Brees generally walks the company line when it comes to emphasizing winning over individual accolades. But he also isn’t shying away from highlighting how productive he might have to be when Stafford is leading the opposing offense.

“Bottom line is he is a great player and I know this: You go into a game against a team like this and a quarterback like this, you know that the game’s never over,” Brees said. “He can change the game very quickly and he is that type of playmaker and has that type of talent and competitive nature. That’s what you always know when you go against a guy like this.”

Brees, who has passed for 5,000-plus yards in four of the past six seasons, including last season, hasn’t looked quite as prolific early in 2017. But he hasn’t lacked efficiency, averaging about 284 yards passing per game with eight TDs and no interceptions.

“You don’t shut down Drew Brees. He’s a talented guy that’s going to rack up some yardage and points against any and everybody,” Detroit coach Jim Caldwell said. “He is tough to handle.”

If any team has handled Brees well in recent years, it’s Caldwell’s Lions, who’ve beaten New Orleans in three straight meetings since 2014.

Here are some key story lines heading into the Lions-Saints matchup in the Superdome:

ABOUT FACE: While the Saints rank 29th defensively, their previous two games have represented a dramatic improvement. During their first two games, losses to Minnesota and New England, the Saints allowed 1,025 yards and 65 points combined. During the next two games combined, the Saints gave up only 475 yards and 13 points while making eight sacks and four interceptions.

“There’s not huge personnel changes, or style changes, or anything,” Stafford said. “They’re just executing better. They’ve got talented players, they’ve got a young back end with some guys that can really run and move, and they’re long and physical. They got guys that can get after the passer, so they’ve got what you need to have a good defense.”

LOW GEAR: The Lions are still trying to hit their stride offensively, averaging 288.2 yards per game, which ranks 29th.

“We’re close,” Stafford said. “We’ve just missed on some big plays that help you.”

Pressure on Stafford has been a problem. He’s been sacked 18 times and has practiced on a sore ankle this week.

“Right now, we’re not protecting as well as we’d like or doing the little things that keeps us out of sack situations often enough,” Caldwell said.

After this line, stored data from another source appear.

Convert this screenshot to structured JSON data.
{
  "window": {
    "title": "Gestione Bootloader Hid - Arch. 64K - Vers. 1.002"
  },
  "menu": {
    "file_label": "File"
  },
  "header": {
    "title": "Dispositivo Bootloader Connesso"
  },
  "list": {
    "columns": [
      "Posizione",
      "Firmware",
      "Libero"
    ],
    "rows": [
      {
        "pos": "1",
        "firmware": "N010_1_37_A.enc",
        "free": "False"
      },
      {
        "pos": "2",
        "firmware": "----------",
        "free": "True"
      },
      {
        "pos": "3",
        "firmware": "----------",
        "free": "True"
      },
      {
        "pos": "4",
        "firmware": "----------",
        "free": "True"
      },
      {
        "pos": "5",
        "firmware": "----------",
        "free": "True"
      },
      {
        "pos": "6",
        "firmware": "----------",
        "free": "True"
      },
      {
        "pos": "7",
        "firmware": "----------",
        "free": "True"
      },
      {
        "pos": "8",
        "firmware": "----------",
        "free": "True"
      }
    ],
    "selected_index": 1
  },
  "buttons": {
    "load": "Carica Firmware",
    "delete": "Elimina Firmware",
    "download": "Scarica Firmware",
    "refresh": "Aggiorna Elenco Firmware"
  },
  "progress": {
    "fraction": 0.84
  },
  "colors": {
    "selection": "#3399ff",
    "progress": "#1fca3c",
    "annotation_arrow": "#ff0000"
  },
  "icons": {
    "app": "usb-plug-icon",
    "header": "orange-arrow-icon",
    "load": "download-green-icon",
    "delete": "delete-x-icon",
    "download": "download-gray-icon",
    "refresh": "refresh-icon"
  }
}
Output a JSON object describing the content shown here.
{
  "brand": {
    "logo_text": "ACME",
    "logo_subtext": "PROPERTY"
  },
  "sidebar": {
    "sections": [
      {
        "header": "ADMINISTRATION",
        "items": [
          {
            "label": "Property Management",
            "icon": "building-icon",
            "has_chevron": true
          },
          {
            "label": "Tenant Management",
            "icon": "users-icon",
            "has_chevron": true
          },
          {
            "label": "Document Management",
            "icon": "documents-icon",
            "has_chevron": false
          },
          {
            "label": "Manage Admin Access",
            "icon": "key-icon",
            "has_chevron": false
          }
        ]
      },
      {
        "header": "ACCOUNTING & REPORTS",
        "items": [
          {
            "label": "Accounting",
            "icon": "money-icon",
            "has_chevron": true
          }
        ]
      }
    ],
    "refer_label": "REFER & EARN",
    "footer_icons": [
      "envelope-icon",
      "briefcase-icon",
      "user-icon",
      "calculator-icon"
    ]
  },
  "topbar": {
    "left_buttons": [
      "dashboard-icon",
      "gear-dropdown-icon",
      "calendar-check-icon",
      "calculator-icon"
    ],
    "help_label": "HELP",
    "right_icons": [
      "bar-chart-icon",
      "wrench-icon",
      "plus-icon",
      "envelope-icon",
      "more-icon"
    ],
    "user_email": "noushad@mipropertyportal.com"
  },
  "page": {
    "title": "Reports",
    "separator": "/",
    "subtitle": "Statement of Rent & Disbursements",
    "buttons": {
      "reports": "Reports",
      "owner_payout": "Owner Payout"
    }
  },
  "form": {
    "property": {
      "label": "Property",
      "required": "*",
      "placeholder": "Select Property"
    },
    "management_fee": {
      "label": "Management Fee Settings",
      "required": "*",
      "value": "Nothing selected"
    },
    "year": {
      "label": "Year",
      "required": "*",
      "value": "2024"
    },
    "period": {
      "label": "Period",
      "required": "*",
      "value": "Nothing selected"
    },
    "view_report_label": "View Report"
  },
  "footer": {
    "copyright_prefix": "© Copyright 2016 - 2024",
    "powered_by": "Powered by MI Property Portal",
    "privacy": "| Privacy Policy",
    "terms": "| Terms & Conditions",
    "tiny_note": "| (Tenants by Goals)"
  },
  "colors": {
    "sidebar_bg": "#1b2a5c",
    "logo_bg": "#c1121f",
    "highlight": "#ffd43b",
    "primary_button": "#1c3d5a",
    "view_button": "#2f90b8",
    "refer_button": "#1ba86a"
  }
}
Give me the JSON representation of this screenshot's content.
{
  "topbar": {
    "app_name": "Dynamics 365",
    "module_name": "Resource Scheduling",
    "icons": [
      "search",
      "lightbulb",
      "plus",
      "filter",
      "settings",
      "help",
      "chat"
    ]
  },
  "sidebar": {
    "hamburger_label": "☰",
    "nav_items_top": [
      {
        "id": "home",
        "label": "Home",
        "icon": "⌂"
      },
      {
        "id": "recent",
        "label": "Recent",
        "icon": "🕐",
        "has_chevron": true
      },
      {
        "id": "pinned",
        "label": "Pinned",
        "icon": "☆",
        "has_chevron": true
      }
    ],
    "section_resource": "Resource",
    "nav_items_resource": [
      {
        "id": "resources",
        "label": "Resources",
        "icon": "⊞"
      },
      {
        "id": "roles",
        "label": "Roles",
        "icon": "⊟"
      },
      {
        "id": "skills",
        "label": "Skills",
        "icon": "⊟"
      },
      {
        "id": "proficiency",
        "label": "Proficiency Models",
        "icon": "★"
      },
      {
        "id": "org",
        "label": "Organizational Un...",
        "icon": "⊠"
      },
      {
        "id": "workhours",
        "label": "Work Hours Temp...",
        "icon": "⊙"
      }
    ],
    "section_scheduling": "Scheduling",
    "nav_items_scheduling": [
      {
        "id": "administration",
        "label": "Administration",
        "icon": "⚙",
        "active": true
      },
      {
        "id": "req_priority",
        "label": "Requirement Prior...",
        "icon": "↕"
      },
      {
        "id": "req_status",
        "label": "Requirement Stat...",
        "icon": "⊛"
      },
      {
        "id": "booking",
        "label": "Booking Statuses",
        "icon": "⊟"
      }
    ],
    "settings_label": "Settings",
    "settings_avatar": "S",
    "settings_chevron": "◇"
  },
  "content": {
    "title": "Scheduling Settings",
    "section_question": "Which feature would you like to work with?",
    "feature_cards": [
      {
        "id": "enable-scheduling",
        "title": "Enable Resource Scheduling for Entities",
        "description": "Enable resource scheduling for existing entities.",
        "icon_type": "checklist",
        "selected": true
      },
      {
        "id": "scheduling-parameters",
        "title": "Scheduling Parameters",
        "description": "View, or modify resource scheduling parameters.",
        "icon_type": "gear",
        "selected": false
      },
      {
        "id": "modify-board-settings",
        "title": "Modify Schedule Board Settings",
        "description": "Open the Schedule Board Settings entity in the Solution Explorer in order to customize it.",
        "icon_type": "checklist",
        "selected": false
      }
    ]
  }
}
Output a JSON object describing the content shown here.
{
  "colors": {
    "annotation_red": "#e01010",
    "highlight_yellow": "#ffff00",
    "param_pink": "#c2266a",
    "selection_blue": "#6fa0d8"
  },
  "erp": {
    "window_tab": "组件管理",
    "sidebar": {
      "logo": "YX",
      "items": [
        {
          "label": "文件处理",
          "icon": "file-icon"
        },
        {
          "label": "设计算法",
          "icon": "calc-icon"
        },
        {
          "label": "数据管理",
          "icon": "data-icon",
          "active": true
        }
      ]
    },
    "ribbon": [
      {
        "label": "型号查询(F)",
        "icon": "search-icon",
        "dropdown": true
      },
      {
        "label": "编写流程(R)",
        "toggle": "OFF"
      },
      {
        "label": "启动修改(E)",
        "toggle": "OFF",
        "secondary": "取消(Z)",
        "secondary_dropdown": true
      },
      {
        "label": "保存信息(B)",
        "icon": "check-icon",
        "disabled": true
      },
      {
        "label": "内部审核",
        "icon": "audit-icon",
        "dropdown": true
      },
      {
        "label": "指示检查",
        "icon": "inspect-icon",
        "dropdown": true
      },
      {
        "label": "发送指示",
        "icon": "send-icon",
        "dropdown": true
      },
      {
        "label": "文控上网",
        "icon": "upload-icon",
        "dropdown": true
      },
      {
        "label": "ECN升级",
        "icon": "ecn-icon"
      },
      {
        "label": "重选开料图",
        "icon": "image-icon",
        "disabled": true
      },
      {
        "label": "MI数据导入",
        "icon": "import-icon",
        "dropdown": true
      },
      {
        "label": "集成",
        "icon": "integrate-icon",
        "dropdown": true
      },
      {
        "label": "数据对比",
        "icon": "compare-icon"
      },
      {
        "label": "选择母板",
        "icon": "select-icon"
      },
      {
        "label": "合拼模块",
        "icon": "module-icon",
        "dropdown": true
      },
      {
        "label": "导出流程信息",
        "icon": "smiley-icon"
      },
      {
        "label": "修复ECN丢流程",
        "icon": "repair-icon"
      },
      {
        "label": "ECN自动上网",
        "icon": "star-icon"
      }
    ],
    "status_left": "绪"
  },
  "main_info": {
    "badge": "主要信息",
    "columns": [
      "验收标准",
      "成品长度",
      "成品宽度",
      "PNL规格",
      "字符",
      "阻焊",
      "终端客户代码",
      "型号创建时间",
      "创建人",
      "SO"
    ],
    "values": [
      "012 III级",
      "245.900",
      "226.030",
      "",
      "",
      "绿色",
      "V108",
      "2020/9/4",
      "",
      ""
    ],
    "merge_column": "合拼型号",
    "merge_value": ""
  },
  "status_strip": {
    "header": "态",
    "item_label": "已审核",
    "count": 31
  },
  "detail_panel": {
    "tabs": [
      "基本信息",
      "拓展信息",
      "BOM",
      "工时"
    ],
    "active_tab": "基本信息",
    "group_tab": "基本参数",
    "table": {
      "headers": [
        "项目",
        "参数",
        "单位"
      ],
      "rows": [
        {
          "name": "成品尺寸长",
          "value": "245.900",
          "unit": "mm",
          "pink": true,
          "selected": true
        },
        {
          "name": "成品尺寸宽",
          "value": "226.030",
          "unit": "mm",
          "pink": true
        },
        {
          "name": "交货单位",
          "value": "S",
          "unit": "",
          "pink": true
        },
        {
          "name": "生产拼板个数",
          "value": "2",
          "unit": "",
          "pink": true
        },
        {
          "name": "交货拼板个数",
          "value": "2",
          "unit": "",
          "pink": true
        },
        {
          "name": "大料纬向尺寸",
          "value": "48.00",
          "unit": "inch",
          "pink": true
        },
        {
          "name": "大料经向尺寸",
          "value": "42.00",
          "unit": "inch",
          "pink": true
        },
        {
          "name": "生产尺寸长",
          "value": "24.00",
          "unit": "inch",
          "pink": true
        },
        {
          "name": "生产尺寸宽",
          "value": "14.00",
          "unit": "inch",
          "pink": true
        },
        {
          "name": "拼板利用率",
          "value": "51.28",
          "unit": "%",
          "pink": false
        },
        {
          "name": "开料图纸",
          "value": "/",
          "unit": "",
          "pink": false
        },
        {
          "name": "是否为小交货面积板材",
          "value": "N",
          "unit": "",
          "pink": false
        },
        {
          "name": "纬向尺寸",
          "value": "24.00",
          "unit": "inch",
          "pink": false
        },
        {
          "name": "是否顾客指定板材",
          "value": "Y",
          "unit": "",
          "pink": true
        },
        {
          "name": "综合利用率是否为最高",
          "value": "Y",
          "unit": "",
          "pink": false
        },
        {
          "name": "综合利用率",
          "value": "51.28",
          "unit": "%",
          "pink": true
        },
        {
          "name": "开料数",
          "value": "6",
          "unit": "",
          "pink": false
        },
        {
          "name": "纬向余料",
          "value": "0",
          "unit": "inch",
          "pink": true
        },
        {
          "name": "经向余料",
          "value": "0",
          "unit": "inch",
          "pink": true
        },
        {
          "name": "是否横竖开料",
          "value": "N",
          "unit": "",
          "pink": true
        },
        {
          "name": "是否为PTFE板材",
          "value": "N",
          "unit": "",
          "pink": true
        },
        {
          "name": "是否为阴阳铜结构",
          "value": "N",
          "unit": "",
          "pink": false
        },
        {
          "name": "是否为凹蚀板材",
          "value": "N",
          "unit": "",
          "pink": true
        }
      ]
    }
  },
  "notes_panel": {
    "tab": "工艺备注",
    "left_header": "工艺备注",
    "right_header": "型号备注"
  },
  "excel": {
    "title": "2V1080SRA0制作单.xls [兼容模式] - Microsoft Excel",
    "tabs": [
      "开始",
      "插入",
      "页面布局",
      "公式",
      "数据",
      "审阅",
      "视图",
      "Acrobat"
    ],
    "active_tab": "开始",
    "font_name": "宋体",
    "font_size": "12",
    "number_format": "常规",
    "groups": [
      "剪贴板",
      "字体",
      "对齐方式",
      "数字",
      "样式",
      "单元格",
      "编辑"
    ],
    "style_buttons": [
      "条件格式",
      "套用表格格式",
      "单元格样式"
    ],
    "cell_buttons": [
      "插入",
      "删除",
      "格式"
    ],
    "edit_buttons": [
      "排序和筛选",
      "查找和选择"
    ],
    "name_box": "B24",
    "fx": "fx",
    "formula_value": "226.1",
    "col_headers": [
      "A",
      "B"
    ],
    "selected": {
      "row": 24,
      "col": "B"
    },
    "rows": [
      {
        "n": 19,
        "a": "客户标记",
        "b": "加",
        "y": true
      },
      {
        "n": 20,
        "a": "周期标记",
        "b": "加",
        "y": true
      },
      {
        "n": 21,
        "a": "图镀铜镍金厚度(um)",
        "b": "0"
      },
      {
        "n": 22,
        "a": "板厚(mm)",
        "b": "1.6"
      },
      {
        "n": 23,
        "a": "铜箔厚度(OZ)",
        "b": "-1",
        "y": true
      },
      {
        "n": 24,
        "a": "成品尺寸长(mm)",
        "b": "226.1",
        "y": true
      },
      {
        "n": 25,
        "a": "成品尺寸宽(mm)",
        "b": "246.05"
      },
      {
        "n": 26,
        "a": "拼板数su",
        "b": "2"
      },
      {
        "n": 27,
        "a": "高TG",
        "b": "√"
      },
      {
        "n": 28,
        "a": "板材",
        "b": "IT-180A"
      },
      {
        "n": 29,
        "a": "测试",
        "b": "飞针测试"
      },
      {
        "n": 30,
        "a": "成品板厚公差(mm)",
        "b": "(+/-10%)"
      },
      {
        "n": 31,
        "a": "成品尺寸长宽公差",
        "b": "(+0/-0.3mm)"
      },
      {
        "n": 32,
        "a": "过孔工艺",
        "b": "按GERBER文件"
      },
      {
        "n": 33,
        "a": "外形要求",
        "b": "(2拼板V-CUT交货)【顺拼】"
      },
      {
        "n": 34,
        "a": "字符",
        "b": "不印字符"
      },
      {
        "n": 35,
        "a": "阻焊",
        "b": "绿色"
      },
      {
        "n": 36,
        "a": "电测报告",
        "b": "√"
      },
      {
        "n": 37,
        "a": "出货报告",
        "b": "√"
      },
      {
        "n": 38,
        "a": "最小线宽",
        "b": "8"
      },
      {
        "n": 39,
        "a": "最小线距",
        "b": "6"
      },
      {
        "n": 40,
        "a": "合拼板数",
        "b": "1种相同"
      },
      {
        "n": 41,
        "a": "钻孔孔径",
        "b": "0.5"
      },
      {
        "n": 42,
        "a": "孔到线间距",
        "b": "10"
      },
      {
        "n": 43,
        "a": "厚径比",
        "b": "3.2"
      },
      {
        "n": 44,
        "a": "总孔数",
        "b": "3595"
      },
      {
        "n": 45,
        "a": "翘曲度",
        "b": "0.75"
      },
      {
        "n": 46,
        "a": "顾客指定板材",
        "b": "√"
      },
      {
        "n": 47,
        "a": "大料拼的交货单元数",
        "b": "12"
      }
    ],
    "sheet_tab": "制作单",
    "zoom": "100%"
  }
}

An offensive lineman missing from last season is Larry Warford, who signed with the Saints as a free agent.

“He’s been a great addition for us,” Payton said. “He’s been steady, available. I think he is a good teammate. He is strong.”

CATCHING ON: Saints receiver Willie Snead entered the season talking about his goal of reaching 1,000 yards receiving. But an offseason drunk driving arrest led to a three-game suspension , and he missed Week 4 with a sore hamstring. After resting during the Saints’ bye last week, Snead appears ready to return.

“I’ve got to work a little bit harder. I’ve got to prove my worth,” Snead said this week. “I feel like I do have something to prove right now to not only myself, but to my teammates, the coaches, the `Who-Dat’ fans, that I’ve been in a bad place, but right now I’m past that. I’m ready to help this team.”

NO RUSH: While the Saints are happy with the dynamic roles Mark Ingram and Alvin Kamara have played as receivers out of the backfield, neither team has mounted a considerable ground game yet. New Orleans ranks 21st in the NFL, averaging 94 yards rushing per game. The Lions rank 26th, averaging 87.6 yards.

LOSING NGATA: Nose tackle Haloti Ngata, who had his second sack of season last Sunday, was placed on injured reserve this week with a bicep injury. Thanks in part to Ngata, Detroit ranks third in the NFL in yards rushing allowed.

“Obviously he is one of the all-time greats,” Caldwell said. “He added a lot to the ability to run-stop and rush the passer.”

Candidates to replace Ngata include Jeremiah Ledbetter and Akeem Spence.